Todos puxam de um cigarro à saída do hospital, como se fumar os trouxesse de volta à normalidade. Paul Hudson trabalha na rede de comunicações do hospital. À hora do ataque estava no carro, a caminho de casa da namorada. Todos os dias apanha o metro em Westminster, mas, por alguma razão que não sabe explicar, nesse dia escolheu conduzir. Este pensamento arrepia-o e traz-lhe lágrimas aos olhos. Como quando diz que o seu coração está com aquelas crianças e aquele polícia. "Quando ouves oito ambulâncias e tanta polícia sabes que algo se está a passar - este ataque era uma questão de tempo -, mas no final do dia não podemos deixar que o indivíduo nos quebre. E, acima de tudo, não podemos culpabilizar um grupo de pessoas como é tendência nestes momentos. A comunidade de muçulmanos reuniu três mil libras numa hora. Isto diz muito".
Nasa Imode, especialista de cardiologia no St Thomas falava com uma calma que deixa adivinhar o treino para situações destas. "Há protocolos e treinos de emergência e segurança que nos preparam mentalmente. Coisas como esta podem separar as pessoas, categorizá-las, e virar-nos uns contra os outros, mas definitivamente não podemos deixar que isso aconteça".

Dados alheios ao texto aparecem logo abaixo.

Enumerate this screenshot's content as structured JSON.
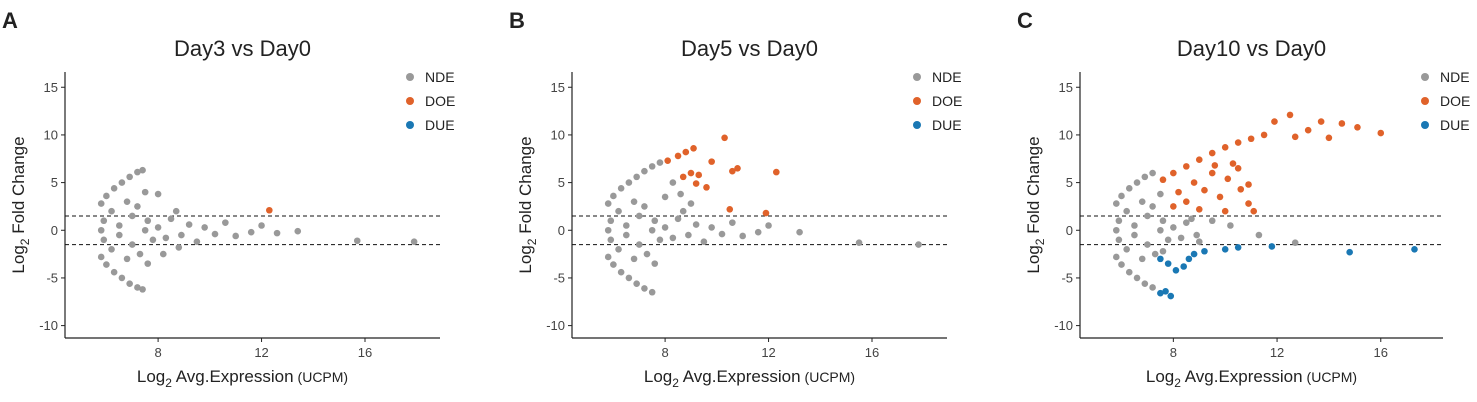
{
  "chart_data": [
    {
      "type": "scatter",
      "label": "A",
      "title": "Day3 vs Day0",
      "xlabel": {
        "text": "Log",
        "sub": "2",
        "rest": " Avg.Expression",
        "unit": "(UCPM)"
      },
      "ylabel": {
        "text": "Log",
        "sub": "2",
        "rest": " Fold Change"
      },
      "xlim": [
        4.4,
        18.9
      ],
      "ylim": [
        -11.3,
        16.6
      ],
      "xticks": [
        8,
        12,
        16
      ],
      "yticks": [
        -10,
        -5,
        0,
        5,
        10,
        15
      ],
      "hlines": [
        1.5,
        -1.5
      ],
      "series": [
        {
          "name": "NDE",
          "color": "#999999",
          "x": [
            5.8,
            6.0,
            6.3,
            6.6,
            6.9,
            7.2,
            7.4,
            5.8,
            6.0,
            6.3,
            6.6,
            6.9,
            7.2,
            7.4,
            5.8,
            5.9,
            5.9,
            6.2,
            6.2,
            6.5,
            6.5,
            6.8,
            6.8,
            7.0,
            7.0,
            7.2,
            7.3,
            7.5,
            7.6,
            7.8,
            8.0,
            8.0,
            8.3,
            8.5,
            8.7,
            8.9,
            9.2,
            9.5,
            9.8,
            10.2,
            10.6,
            11.0,
            11.6,
            12.0,
            12.6,
            13.4,
            15.7,
            17.9,
            7.5,
            7.6,
            8.2,
            8.8
          ],
          "values": [
            2.8,
            3.6,
            4.4,
            5.0,
            5.6,
            6.1,
            6.3,
            -2.8,
            -3.6,
            -4.4,
            -5.0,
            -5.6,
            -6.0,
            -6.2,
            0,
            1,
            -1,
            2,
            -2,
            0.5,
            -0.5,
            3,
            -3,
            1.5,
            -1.5,
            2.5,
            -2.5,
            0,
            1,
            -1,
            3.8,
            0.3,
            -0.8,
            1.2,
            2,
            -0.5,
            0.6,
            -1.2,
            0.3,
            -0.4,
            0.8,
            -0.6,
            -0.2,
            0.5,
            -0.3,
            -0.1,
            -1.1,
            -1.2,
            4,
            -3.5,
            -2.5,
            -1.8
          ]
        },
        {
          "name": "DOE",
          "color": "#e0622a",
          "x": [
            12.3
          ],
          "values": [
            2.1
          ]
        },
        {
          "name": "DUE",
          "color": "#1a78b4",
          "x": [],
          "values": []
        }
      ]
    },
    {
      "type": "scatter",
      "label": "B",
      "title": "Day5 vs Day0",
      "xlabel": {
        "text": "Log",
        "sub": "2",
        "rest": " Avg.Expression",
        "unit": "(UCPM)"
      },
      "ylabel": {
        "text": "Log",
        "sub": "2",
        "rest": " Fold Change"
      },
      "xlim": [
        4.4,
        18.9
      ],
      "ylim": [
        -11.3,
        16.6
      ],
      "xticks": [
        8,
        12,
        16
      ],
      "yticks": [
        -10,
        -5,
        0,
        5,
        10,
        15
      ],
      "hlines": [
        1.5,
        -1.5
      ],
      "series": [
        {
          "name": "NDE",
          "color": "#999999",
          "x": [
            5.8,
            6.0,
            6.3,
            6.6,
            6.9,
            7.2,
            7.5,
            7.8,
            5.8,
            6.0,
            6.3,
            6.6,
            6.9,
            7.2,
            7.5,
            5.8,
            5.9,
            5.9,
            6.2,
            6.2,
            6.5,
            6.5,
            6.8,
            6.8,
            7.0,
            7.0,
            7.2,
            7.3,
            7.5,
            7.6,
            7.8,
            8.0,
            8.0,
            8.3,
            8.5,
            8.7,
            8.9,
            9.2,
            9.5,
            9.8,
            10.2,
            10.6,
            11.0,
            11.6,
            12.0,
            13.2,
            15.5,
            17.8,
            8.3,
            8.6,
            9.0,
            7.6
          ],
          "values": [
            2.8,
            3.6,
            4.4,
            5.0,
            5.6,
            6.2,
            6.7,
            7.1,
            -2.8,
            -3.6,
            -4.4,
            -5.0,
            -5.6,
            -6.1,
            -6.5,
            0,
            1,
            -1,
            2,
            -2,
            0.5,
            -0.5,
            3,
            -3,
            1.5,
            -1.5,
            2.5,
            -2.5,
            0,
            1,
            -1,
            3.5,
            0.3,
            -0.8,
            1.2,
            2,
            -0.5,
            0.6,
            -1.2,
            0.3,
            -0.4,
            0.8,
            -0.6,
            -0.2,
            0.5,
            -0.2,
            -1.3,
            -1.5,
            5,
            3.8,
            2.8,
            -3.5
          ]
        },
        {
          "name": "DOE",
          "color": "#e0622a",
          "x": [
            8.1,
            8.5,
            8.8,
            9.1,
            8.7,
            9.0,
            9.3,
            9.6,
            9.8,
            10.3,
            10.6,
            10.8,
            12.3,
            10.5,
            11.9,
            9.2
          ],
          "values": [
            7.3,
            7.8,
            8.2,
            8.6,
            5.6,
            6.0,
            5.8,
            4.5,
            7.2,
            9.7,
            6.2,
            6.5,
            6.1,
            2.2,
            1.8,
            4.9
          ]
        },
        {
          "name": "DUE",
          "color": "#1a78b4",
          "x": [],
          "values": []
        }
      ]
    },
    {
      "type": "scatter",
      "label": "C",
      "title": "Day10 vs Day0",
      "xlabel": {
        "text": "Log",
        "sub": "2",
        "rest": " Avg.Expression",
        "unit": "(UCPM)"
      },
      "ylabel": {
        "text": "Log",
        "sub": "2",
        "rest": " Fold Change"
      },
      "xlim": [
        4.4,
        18.4
      ],
      "ylim": [
        -11.3,
        16.6
      ],
      "xticks": [
        8,
        12,
        16
      ],
      "yticks": [
        -10,
        -5,
        0,
        5,
        10,
        15
      ],
      "hlines": [
        1.5,
        -1.5
      ],
      "series": [
        {
          "name": "NDE",
          "color": "#999999",
          "x": [
            5.8,
            6.0,
            6.3,
            6.6,
            6.9,
            7.2,
            5.8,
            6.0,
            6.3,
            6.6,
            6.9,
            7.2,
            5.8,
            5.9,
            5.9,
            6.2,
            6.2,
            6.5,
            6.5,
            6.8,
            6.8,
            7.0,
            7.0,
            7.2,
            7.3,
            7.5,
            7.6,
            7.8,
            8.0,
            8.3,
            8.5,
            8.7,
            8.9,
            9.0,
            9.5,
            10.2,
            11.3,
            12.7,
            7.5,
            7.6
          ],
          "values": [
            2.8,
            3.6,
            4.4,
            5.0,
            5.6,
            6.0,
            -2.8,
            -3.6,
            -4.4,
            -5.0,
            -5.6,
            -6.0,
            0,
            1,
            -1,
            2,
            -2,
            0.5,
            -0.5,
            3,
            -3,
            1.5,
            -1.5,
            2.5,
            -2.5,
            0,
            1,
            -1,
            0.3,
            -0.8,
            0.8,
            1.2,
            -0.5,
            -1.2,
            1,
            0.5,
            -0.5,
            -1.3,
            3.8,
            -2.2
          ]
        },
        {
          "name": "DOE",
          "color": "#e0622a",
          "x": [
            7.6,
            8.0,
            8.5,
            9.0,
            9.5,
            10.0,
            10.5,
            11.0,
            11.5,
            11.9,
            12.5,
            12.7,
            13.2,
            13.7,
            14.0,
            14.5,
            15.1,
            16.0,
            8.2,
            8.5,
            8.8,
            9.2,
            9.5,
            9.8,
            10.1,
            10.3,
            10.6,
            10.9,
            10.9,
            11.1,
            8.0,
            9.0,
            10.0,
            9.6,
            10.5
          ],
          "values": [
            5.3,
            6.0,
            6.7,
            7.4,
            8.1,
            8.7,
            9.2,
            9.6,
            10.0,
            11.4,
            12.1,
            9.8,
            10.5,
            11.4,
            9.7,
            11.2,
            10.8,
            10.2,
            4.0,
            3.0,
            5.0,
            4.2,
            6.0,
            3.5,
            5.4,
            7.0,
            4.3,
            2.8,
            4.8,
            2.0,
            2.5,
            2.2,
            2.0,
            6.8,
            6.5
          ]
        },
        {
          "name": "DUE",
          "color": "#1a78b4",
          "x": [
            7.5,
            7.8,
            8.1,
            8.4,
            8.6,
            7.7,
            7.9,
            7.5,
            9.2,
            10.0,
            10.5,
            11.8,
            14.8,
            17.3,
            8.8
          ],
          "values": [
            -3.0,
            -3.5,
            -4.2,
            -3.8,
            -3.0,
            -6.4,
            -6.9,
            -6.6,
            -2.2,
            -2.0,
            -1.8,
            -1.7,
            -2.3,
            -2.0,
            -2.5
          ]
        }
      ]
    }
  ]
}
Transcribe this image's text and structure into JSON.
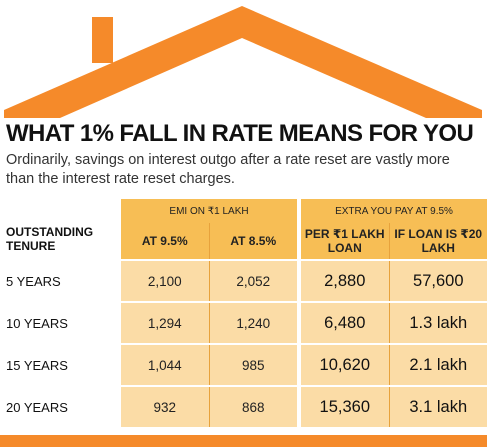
{
  "title": "WHAT 1% FALL IN RATE MEANS FOR YOU",
  "subtitle": "Ordinarily, savings on interest outgo after a rate reset are vastly more than the interest rate reset charges.",
  "colors": {
    "roof": "#f58a2a",
    "header": "#f7be55",
    "cell": "#fbdca6"
  },
  "chart_data": {
    "type": "table",
    "row_header": "OUTSTANDING TENURE",
    "column_groups": [
      {
        "label": "EMI ON ₹1 LAKH",
        "columns": [
          "AT 9.5%",
          "AT 8.5%"
        ]
      },
      {
        "label": "EXTRA YOU PAY AT 9.5%",
        "columns": [
          "PER ₹1 LAKH LOAN",
          "IF LOAN IS ₹20 LAKH"
        ]
      }
    ],
    "rows": [
      {
        "label": "5 YEARS",
        "values": [
          "2,100",
          "2,052",
          "2,880",
          "57,600"
        ]
      },
      {
        "label": "10 YEARS",
        "values": [
          "1,294",
          "1,240",
          "6,480",
          "1.3 lakh"
        ]
      },
      {
        "label": "15 YEARS",
        "values": [
          "1,044",
          "985",
          "10,620",
          "2.1 lakh"
        ]
      },
      {
        "label": "20 YEARS",
        "values": [
          "932",
          "868",
          "15,360",
          "3.1 lakh"
        ]
      }
    ]
  }
}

Dorota Madja ia com dois dos três filhos a caminho de casa, que fica alo mesmo ao lado, "um lugar lindo para viver". Desde que viu os ataques na televisão que não consegue abalar o choque ou conter o choro. "É tão difícil seguir em frente, especialmente com as crianças. Pensas: como é que me consigo manter segura a mim e proteger os meus filhos?". Pensa mudar-se para a periferia, mas não para outro país. É polaca e vive há 11 anos com o marido francês na cidade que é mais do mundo do que dela própria. Conta-me como todos os anos vão a Nice, onde um atentado tão parecido fez 84 mortos em julho passado, celebrar com a família do marido, menos no ano passado porque tinha acabado de ter o seu bebé. Esta sensação de que não se está seguro em lugar nenhum é assustadora. "Tenho medo de ir passear, como adoramos fazer, e não se pode viver assim, mas não me vou embora daqui. Amamos este país: é maravilhoso, as pessoas são incríveis. O que aconteceu ontem é terrível, e não parei de rezar. Fiquei muito surpreendida de ver como a cidade simplesmente continuou, mas no fundo não há outra maneira, certo?" Pergunta-me e pergunta-se: "Por que é que as pessoas não podem viver, simplesmente?". Como diz Paul, "nos anos 80, a cidade era bombardeada e edifícios inteiros iam abaixo. Somos fortes, os britânicos são fortes, nós vamos ficar bem".